485系電車は、国鉄時代に日本全国を走り回った特急型電車です。直流・交流50Hz、交流60Hzという、JRの在来線で使われる3つの電源全てに対応できるこの車両はまさしく標準型車両でした。今の新幹線で言えば東海道新幹線のN700系です。日本全国どこでも使われましたので、昔は485系こそが当たり前でした。
(上写真は別日撮影)

しかしJRの時代になると徐々に第一線から退いていき、国鉄色485系は2010年頃に定期運用を全て失いました。その後は細々と臨時列車用で残されていましたが、それも2016年に全て引退となりました。今回書くのは最後まで残った仙台地区485系のラストランを追いかけた2日間のお話です。
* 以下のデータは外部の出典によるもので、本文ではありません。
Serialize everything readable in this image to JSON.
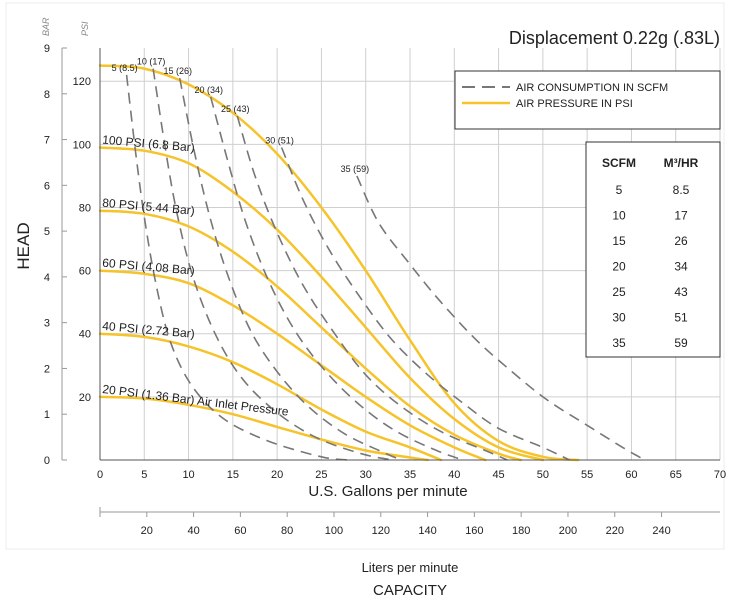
{
  "chart_data": {
    "type": "line",
    "title": "Displacement 0.22g (.83L)",
    "ylabel": "HEAD",
    "xlabel": "U.S. Gallons per minute",
    "x2label": "Liters per minute",
    "bottom_label": "CAPACITY",
    "y_unit_bar": "BAR",
    "y_unit_psi": "PSI",
    "xlim": [
      0,
      70
    ],
    "x_ticks": [
      "0",
      "5",
      "10",
      "15",
      "20",
      "25",
      "30",
      "35",
      "40",
      "45",
      "50",
      "55",
      "60",
      "65",
      "70"
    ],
    "x2_ticks": [
      "20",
      "40",
      "60",
      "80",
      "100",
      "120",
      "140",
      "160",
      "180",
      "200",
      "220",
      "240"
    ],
    "ylim_psi": [
      0,
      130
    ],
    "y_psi_ticks": [
      "20",
      "40",
      "60",
      "80",
      "100",
      "120"
    ],
    "y_bar_ticks": [
      "0",
      "1",
      "2",
      "3",
      "4",
      "5",
      "6",
      "7",
      "8",
      "9"
    ],
    "legend": {
      "dashed": "AIR CONSUMPTION IN SCFM",
      "solid": "AIR PRESSURE IN PSI",
      "placement": "top-right"
    },
    "colors": {
      "pressure": "#f6c32a",
      "consumption": "#777777",
      "grid": "#cfcfcf"
    },
    "pressure_series": [
      {
        "label": "",
        "points": [
          [
            0,
            125
          ],
          [
            5,
            124
          ],
          [
            10,
            119
          ],
          [
            15,
            110
          ],
          [
            20,
            97
          ],
          [
            25,
            80
          ],
          [
            30,
            60
          ],
          [
            35,
            38
          ],
          [
            40,
            18
          ],
          [
            45,
            6
          ],
          [
            50,
            1
          ],
          [
            54,
            0
          ]
        ]
      },
      {
        "label": "100 PSI (6.8 Bar)",
        "points": [
          [
            0,
            99
          ],
          [
            5,
            98
          ],
          [
            10,
            94
          ],
          [
            15,
            85
          ],
          [
            20,
            73
          ],
          [
            25,
            58
          ],
          [
            30,
            42
          ],
          [
            35,
            26
          ],
          [
            40,
            13
          ],
          [
            45,
            4
          ],
          [
            50,
            0
          ]
        ]
      },
      {
        "label": "80 PSI (5.44 Bar)",
        "points": [
          [
            0,
            79
          ],
          [
            5,
            78
          ],
          [
            10,
            74
          ],
          [
            15,
            66
          ],
          [
            20,
            55
          ],
          [
            25,
            42
          ],
          [
            30,
            29
          ],
          [
            35,
            17
          ],
          [
            40,
            8
          ],
          [
            45,
            2
          ],
          [
            47.5,
            0
          ]
        ]
      },
      {
        "label": "60 PSI (4.08 Bar)",
        "points": [
          [
            0,
            60
          ],
          [
            5,
            59
          ],
          [
            10,
            56
          ],
          [
            15,
            49
          ],
          [
            20,
            40
          ],
          [
            25,
            30
          ],
          [
            30,
            20
          ],
          [
            35,
            11
          ],
          [
            40,
            4
          ],
          [
            43.5,
            0
          ]
        ]
      },
      {
        "label": "40 PSI (2.72 Bar)",
        "points": [
          [
            0,
            40
          ],
          [
            5,
            39
          ],
          [
            10,
            36
          ],
          [
            15,
            31
          ],
          [
            20,
            24
          ],
          [
            25,
            16
          ],
          [
            30,
            9
          ],
          [
            35,
            4
          ],
          [
            38.5,
            0
          ]
        ]
      },
      {
        "label": "20 PSI (1.36 Bar) Air Inlet Pressure",
        "points": [
          [
            0,
            20
          ],
          [
            5,
            19.5
          ],
          [
            10,
            17.5
          ],
          [
            15,
            14.5
          ],
          [
            20,
            10.5
          ],
          [
            25,
            6.5
          ],
          [
            30,
            3
          ],
          [
            35,
            0.8
          ],
          [
            37,
            0
          ]
        ]
      }
    ],
    "air_consumption_series": [
      {
        "label": "5 (8.5)",
        "points": [
          [
            3,
            122
          ],
          [
            4,
            98
          ],
          [
            5,
            77
          ],
          [
            6.3,
            56
          ],
          [
            8,
            37
          ],
          [
            10.5,
            23
          ],
          [
            14,
            13
          ],
          [
            19,
            6
          ],
          [
            25,
            1
          ],
          [
            28,
            0
          ]
        ]
      },
      {
        "label": "10 (17)",
        "points": [
          [
            6,
            124
          ],
          [
            7.3,
            100
          ],
          [
            8.7,
            78
          ],
          [
            10.5,
            58
          ],
          [
            13,
            40
          ],
          [
            16,
            26
          ],
          [
            20,
            15
          ],
          [
            24.5,
            7
          ],
          [
            29.5,
            2
          ],
          [
            33,
            0
          ]
        ]
      },
      {
        "label": "15 (26)",
        "points": [
          [
            9,
            121
          ],
          [
            10.7,
            97
          ],
          [
            12.5,
            76
          ],
          [
            14.5,
            58
          ],
          [
            17,
            41
          ],
          [
            20,
            28
          ],
          [
            23.5,
            17
          ],
          [
            27.5,
            8.5
          ],
          [
            31.5,
            3
          ],
          [
            34,
            0
          ]
        ]
      },
      {
        "label": "20 (34)",
        "points": [
          [
            12.5,
            115
          ],
          [
            14.5,
            94
          ],
          [
            16.5,
            75
          ],
          [
            19,
            57
          ],
          [
            22,
            41
          ],
          [
            25.5,
            28
          ],
          [
            29.5,
            17
          ],
          [
            33.5,
            9
          ],
          [
            38,
            3
          ],
          [
            41,
            0
          ]
        ]
      },
      {
        "label": "25 (43)",
        "points": [
          [
            15.5,
            109
          ],
          [
            17.5,
            90
          ],
          [
            20,
            72
          ],
          [
            23,
            55
          ],
          [
            26.5,
            40
          ],
          [
            30,
            27
          ],
          [
            34,
            17
          ],
          [
            38.5,
            9
          ],
          [
            43.5,
            3
          ],
          [
            46,
            0
          ]
        ]
      },
      {
        "label": "30 (51)",
        "points": [
          [
            20.5,
            99
          ],
          [
            23,
            82
          ],
          [
            26,
            66
          ],
          [
            29.5,
            51
          ],
          [
            33,
            38
          ],
          [
            37,
            27
          ],
          [
            41,
            18
          ],
          [
            45,
            10
          ],
          [
            50,
            4
          ],
          [
            53,
            0
          ]
        ]
      },
      {
        "label": "35 (59)",
        "points": [
          [
            29,
            90
          ],
          [
            31.5,
            75
          ],
          [
            35,
            62
          ],
          [
            38.5,
            50
          ],
          [
            42.5,
            38
          ],
          [
            46.5,
            28
          ],
          [
            50.5,
            19
          ],
          [
            55,
            11
          ],
          [
            59,
            4
          ],
          [
            61.5,
            0
          ]
        ]
      }
    ],
    "table": {
      "headers": [
        "SCFM",
        "M³/HR"
      ],
      "rows": [
        [
          "5",
          "8.5"
        ],
        [
          "10",
          "17"
        ],
        [
          "15",
          "26"
        ],
        [
          "20",
          "34"
        ],
        [
          "25",
          "43"
        ],
        [
          "30",
          "51"
        ],
        [
          "35",
          "59"
        ]
      ]
    }
  }
}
当時埼玉県に住んでいた私は東北新幹線の一番列車で仙台入りすべく、大宮から「やまびこ」号に乗車しました。大宮で撮影した写真は残っていないのですが、混んでいたので自由席で立っていた記憶があります。今思えば、もしかしたら皆同じ目的で仙台を目指していたのかもしれません。485系の引退はそれくらいインパクトのある出来事でした。

IMG_3895.JPG

仙台駅に着くとすぐに東北本線に乗り換えます。この先の岩切(いわきり)駅で485系が運用前に待機しているという情報があり、その姿を記録しに向かいました。乗車したのは719系電車(上写真)。これも今となっては絶滅寸前です。この頃はまだ当たり前に見られましたが、雪国で活躍する車両の宿命か、わずか30年で大半が引退に追い込まれてしまいました。こうした何気なく撮った1枚の写真も、今振り返ればとても貴重です。

IMG_3899.JPG

岩切駅に着くと、既に多くのファンが記録のために集まっているのが分かりました。運用が始まる前からすさまじい熱気が伝わってきます。

IMG_3910.JPG

ヘッドマークは「ひばり」号のもの。主に現在の新幹線「やまびこ」号に相当する列車で、東北新幹線ができる前は関東対南東北輸送の主力を担う特急列車でした。もちろん私は乗ったことはありませんが、本でしか見たことがない名列車が見事に蘇ったあの光景は今でもはっきりと覚えています。まだ運用が始まる前だというのに、私も含めファンは大いに盛り上がっていました。

IMG_3927.JPG

その後仙台駅に戻り、「ひばり」号の走りを記録するために東北本線を南下しました。乗り継ぎの間に記録写真を1枚。たかが電光掲示板ですら、この日に限っては大変貴重です。画質が粗いのが残念ですが、記録しておいて大正解だったと今は思います。

今回はここまでです。次回もよろしくお願いいたします。